At power-line frequencies (typically 50 or 60 Hz), the electric and magnetic fields are quasi-static: that is, the separate (static) terms are much larger than the coupled (“EM”) field terms. For example, the magnetic field measured at a sensor location is equal to the superposition of the constituent magnetic fields due to the currents in each line (as reported in Olsen and Wong, “Characteristics of Low Frequency Electric and Magnetic Fields in the Vicinity of Electric Power Lines,” IEEE Transactions on Power Delivery, Vol. 7, No. 4, pp. 2046-2055, October, 1992)). These constituent fields are vector fields that change in time (e.g., at 50/60 Hz), with the sources.
Specifically, the line currents that typically exist on electric power lines give rise to quasi-static magnetic fields according to the Biot-Savart Law (as reported in Jackson, Classical Electrodynamics, 3rd Ed., Chap 5, Wiley, NY, 1999). Similarly, the AC voltages on electric power lines give rise to quasi-static electric fields (see chapter 1 of Classical Electrodynamics). Like the magnetic field, the constituent electric fields are out of phase with each other in time, and so the total electric field is a rotating field. This rotation can be seen, for example, using false-color movies generated by ARL-PLUMS, which is referenced in the publication by David Hull and Ross Adelman entitled “An interactive 2-D Power-Line Modeling and Simulation tool”, Proceedings of SPIE/DSS, Vol. 8382, No. 3, April 2012. However, the sources of the quasi-static electric field are the line charges, not the line voltages. Each of these source charges is a linear function of not only the complex-valued line voltages, but also of the self- and mutual capacitances between the energized lines and any grounded objects.

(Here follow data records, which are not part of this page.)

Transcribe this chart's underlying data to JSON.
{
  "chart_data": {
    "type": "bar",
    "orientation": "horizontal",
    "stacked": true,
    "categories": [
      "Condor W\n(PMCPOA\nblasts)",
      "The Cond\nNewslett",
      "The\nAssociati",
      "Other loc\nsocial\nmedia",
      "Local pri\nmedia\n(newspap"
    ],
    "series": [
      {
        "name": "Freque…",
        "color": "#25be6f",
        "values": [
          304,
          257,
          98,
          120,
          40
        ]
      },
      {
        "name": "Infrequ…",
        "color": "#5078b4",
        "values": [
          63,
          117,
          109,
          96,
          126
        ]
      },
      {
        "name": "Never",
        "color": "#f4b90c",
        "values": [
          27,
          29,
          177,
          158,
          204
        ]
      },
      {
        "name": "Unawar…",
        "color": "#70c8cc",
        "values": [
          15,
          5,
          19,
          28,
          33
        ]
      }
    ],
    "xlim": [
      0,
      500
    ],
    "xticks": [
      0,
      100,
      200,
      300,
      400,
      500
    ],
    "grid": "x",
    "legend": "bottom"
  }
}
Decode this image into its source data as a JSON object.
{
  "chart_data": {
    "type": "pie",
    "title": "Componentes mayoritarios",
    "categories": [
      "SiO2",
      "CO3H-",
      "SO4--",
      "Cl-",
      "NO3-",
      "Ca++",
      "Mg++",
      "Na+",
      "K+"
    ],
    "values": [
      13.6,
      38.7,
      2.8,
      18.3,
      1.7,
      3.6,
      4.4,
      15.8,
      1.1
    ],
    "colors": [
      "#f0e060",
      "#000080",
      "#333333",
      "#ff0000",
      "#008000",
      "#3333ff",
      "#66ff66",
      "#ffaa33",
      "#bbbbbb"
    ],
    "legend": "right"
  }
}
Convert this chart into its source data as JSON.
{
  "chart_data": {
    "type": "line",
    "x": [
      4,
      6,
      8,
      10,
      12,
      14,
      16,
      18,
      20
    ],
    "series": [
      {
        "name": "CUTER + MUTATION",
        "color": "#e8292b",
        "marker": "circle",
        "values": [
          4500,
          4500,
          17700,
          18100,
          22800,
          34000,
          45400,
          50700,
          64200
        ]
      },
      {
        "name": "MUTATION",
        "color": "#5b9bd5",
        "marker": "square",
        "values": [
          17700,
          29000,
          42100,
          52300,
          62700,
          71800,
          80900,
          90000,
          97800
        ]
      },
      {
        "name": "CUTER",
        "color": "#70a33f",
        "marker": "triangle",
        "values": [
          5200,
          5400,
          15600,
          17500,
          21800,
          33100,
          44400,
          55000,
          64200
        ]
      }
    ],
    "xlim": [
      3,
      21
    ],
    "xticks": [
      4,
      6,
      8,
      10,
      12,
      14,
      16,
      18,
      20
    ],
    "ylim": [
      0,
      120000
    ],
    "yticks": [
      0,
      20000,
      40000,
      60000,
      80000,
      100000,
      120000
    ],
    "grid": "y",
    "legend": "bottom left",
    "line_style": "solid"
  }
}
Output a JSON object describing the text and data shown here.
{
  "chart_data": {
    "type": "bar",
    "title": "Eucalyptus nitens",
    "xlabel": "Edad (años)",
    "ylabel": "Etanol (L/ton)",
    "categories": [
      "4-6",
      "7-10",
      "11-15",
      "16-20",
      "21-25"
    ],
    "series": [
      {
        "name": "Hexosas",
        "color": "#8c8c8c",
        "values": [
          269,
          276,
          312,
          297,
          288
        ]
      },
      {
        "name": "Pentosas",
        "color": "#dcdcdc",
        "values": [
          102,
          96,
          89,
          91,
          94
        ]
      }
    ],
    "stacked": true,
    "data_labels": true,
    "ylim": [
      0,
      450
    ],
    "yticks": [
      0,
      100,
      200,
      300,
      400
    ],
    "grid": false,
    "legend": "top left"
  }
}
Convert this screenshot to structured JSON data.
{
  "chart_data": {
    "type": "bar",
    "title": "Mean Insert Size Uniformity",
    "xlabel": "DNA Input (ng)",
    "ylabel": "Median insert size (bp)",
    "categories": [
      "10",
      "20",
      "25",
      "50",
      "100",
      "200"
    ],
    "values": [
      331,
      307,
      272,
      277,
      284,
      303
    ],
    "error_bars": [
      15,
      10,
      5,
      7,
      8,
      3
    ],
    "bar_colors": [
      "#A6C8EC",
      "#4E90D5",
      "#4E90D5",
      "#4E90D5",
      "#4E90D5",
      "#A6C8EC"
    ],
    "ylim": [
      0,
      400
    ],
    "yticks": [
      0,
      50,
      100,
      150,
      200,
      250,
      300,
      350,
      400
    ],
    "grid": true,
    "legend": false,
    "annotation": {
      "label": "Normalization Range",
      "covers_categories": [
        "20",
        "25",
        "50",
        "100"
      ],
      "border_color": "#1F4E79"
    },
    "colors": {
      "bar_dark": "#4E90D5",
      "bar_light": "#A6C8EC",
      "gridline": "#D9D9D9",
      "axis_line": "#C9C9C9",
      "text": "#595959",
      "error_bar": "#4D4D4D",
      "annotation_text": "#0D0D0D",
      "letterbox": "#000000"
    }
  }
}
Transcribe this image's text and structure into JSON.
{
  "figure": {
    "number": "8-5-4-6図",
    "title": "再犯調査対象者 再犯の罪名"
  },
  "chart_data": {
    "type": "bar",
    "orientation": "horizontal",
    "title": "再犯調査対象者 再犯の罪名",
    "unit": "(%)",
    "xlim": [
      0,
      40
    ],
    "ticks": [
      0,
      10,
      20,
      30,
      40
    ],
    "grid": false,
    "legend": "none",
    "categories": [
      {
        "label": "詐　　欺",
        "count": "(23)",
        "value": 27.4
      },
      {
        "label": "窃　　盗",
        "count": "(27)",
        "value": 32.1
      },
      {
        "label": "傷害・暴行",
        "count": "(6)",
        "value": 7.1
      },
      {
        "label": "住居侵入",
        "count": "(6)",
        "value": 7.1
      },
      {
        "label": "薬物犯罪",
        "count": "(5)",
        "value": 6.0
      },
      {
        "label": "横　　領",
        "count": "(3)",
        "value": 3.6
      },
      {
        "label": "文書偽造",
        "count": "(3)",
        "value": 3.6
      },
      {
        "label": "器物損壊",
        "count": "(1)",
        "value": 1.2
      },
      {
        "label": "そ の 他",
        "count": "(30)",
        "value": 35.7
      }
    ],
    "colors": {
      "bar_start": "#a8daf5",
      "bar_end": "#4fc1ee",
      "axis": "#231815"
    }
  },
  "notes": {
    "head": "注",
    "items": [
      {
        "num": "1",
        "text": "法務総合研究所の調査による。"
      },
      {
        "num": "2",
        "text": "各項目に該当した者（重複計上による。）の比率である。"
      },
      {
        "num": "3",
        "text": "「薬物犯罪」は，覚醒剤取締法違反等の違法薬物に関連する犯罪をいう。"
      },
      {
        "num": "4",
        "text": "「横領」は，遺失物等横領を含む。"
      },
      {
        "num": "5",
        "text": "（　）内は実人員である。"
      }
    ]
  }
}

Since the capacitance (per unit length) changes with the line sag, proximity to the poles, and other factors, the electric charge density is not even constant along each line, unlike the line currents that are the source of the magnetic field.
Poly-phase (typically, three-phase) power lines are operated with the voltages 120 degrees out of phase with each other. A complex-valued measurement, called a phasor, is commonly used to describe the magnitude and phase of these sinusoidal voltage functions. If the phase angle is referenced to a common time base, such as can be provided by GPS, then the phasor is called a synchrophasor. Synchrophasors are useful for analyzing the dynamic stability of a power system over a wide area, particularly on a transmission grid. Similarly, the magnitude and phase of electric currents can be described as phasors. In general, the angle between the line current and the corresponding line voltage phasors is not zero; this load phasor angle is described in U.S. Pat. No. 7,701,196. Load phasors are useful for analyzing the dynamic loads on a power system, particularly a distribution network, and for adding or subtracting reactive power (volt-amps reactive, or VARs) to the system to reduce I2R losses or otherwise improve the performance of a power system. Moreover, the angle between the current phasors in a three-phase power system is not always equal to 120 degrees; this can occur, for example, when the three-phase load is not balanced.
Magnetic sensors may be utilized to estimate an unknown wire position (or dynamic wire sag), in addition to estimating rms line currents, using data from an additional magnetic-field sensor (or with three additional sensors for three independent sags). A method for doing this is described in U.S. Pat. No. 8,280,652, issued to Promethean Devices. This patent does not appear to envision the additional complexities involved with electric-field sensing and calibration, and the method used in that patent does not apply when using electric-field sensors.
Magnetic and electric-field sensors may be utilized to estimate the magnitude and direction of net electrical power over a power line. For example, see U.S. Pat. Nos. 6,714,000, 6,771,058, 6,956,364, and 7,088,090 issued to Genscape, Inc. These patents disclose the computation of voltage phasors in situations where the assumptions made with relatively simple 2-D models hold (i.e., away from trees, transmission line structures, and fences).
The present invention relates broadly to the monitoring of power lines and, in particular, to power quality and synchrophasor monitoring on power lines. With the advent of Distributed Generation (DG), electric power grid management increasingly monitors power quality parameters in the grid as reported in G. Benmouyal, et al., “Synchronized phasor measurement in protective relays for protection, control, and analysis of electric power systems,” 57th Annual Conference for Protective Relay Engineers, April 2004, pp. 419-450 and O'Brien, J. et. al., “Use of Synchrophasor Measurements in Protective Relaying Applications”, Power System Relaying Committee, Report of Working Group C-14 of the System Protection Subcommittee, April 2012. Therefore, there is a need for systems that monitor the electrical power grid.